Dans son autobiographie qui lui sert d'exutoire et qu'il a commencé à écrire à 80 ans, le survivant raconte la difficulté à gérer cette double identité qui lui colle à la peau. « Je suis allemand de nationalité, de langue maternelle, de culture. Cet Allemand responsable aussi de la deuxième guerre mondiale, de l’extermination des Juifs. Et en plus, je suis Noir. Je porte en moi tout ce que le monde reproche aux Allemands et tous les préjugés et stéréotypes collés aux Noirs », explique-t-il à Jeune Afrique.

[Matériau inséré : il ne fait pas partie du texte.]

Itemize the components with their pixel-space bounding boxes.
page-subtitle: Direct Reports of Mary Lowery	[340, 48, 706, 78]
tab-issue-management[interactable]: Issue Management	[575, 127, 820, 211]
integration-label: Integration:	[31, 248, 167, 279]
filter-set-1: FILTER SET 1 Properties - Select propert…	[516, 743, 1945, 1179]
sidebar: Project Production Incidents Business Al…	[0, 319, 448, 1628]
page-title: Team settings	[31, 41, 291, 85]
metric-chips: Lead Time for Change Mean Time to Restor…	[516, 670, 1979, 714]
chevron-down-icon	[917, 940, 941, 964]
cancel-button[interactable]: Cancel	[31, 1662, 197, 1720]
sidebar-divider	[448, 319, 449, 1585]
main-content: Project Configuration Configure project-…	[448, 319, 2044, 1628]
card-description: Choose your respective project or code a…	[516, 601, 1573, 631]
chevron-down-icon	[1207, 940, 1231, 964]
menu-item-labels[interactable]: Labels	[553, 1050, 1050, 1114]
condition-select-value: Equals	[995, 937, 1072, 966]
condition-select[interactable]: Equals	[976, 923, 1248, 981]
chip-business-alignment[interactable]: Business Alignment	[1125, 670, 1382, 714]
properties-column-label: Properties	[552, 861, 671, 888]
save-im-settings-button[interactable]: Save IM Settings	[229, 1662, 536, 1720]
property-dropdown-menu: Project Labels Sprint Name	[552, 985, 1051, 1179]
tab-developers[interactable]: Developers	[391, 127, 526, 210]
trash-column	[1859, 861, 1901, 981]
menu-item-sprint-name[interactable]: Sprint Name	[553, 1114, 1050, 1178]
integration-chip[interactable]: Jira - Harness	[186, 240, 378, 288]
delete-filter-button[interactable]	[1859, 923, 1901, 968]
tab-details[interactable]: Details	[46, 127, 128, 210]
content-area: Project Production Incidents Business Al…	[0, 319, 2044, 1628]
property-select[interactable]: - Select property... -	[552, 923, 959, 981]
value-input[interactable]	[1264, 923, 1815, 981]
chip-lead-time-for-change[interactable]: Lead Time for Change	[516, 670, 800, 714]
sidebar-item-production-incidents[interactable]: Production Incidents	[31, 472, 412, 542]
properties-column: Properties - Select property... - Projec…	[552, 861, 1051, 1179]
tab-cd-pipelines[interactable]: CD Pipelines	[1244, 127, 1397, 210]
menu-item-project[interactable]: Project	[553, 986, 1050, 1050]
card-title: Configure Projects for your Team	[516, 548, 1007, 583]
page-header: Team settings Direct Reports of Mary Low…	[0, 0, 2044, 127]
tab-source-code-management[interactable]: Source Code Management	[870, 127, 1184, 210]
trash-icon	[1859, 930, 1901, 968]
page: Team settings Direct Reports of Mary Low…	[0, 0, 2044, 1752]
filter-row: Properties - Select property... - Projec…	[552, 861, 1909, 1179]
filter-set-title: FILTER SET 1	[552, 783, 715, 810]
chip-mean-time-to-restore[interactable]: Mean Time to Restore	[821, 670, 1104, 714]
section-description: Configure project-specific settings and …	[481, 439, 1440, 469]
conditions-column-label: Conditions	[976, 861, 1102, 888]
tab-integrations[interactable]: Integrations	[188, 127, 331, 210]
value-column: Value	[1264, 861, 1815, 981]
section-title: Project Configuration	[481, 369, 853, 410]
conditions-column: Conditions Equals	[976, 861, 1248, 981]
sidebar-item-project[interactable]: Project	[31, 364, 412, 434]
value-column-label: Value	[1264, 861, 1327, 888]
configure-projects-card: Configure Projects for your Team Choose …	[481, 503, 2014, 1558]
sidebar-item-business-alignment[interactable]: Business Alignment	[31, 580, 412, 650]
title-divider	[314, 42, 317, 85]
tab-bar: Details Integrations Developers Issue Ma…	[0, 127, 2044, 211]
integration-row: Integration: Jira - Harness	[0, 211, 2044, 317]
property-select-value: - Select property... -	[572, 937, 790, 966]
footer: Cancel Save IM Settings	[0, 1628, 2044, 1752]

Désormais retraité, Theodor Michael Wonja est assez inquiet pour l'avenir : « Quand je regarde la société aujourd’hui, je vois des similitudes avec l’Allemagne des années 1930. N’oublions jamais qu’Hitler a été élu par le peuple… Nous sommes également dans une période de crise où les gens veulent construire des murs pour se protéger », note-t-il. Se protéger de l'autre probablement. Pourtant, « les races n'existent pas, n'a-t-il de cesse de rappeler, il existe seulement une race : la race humaine ».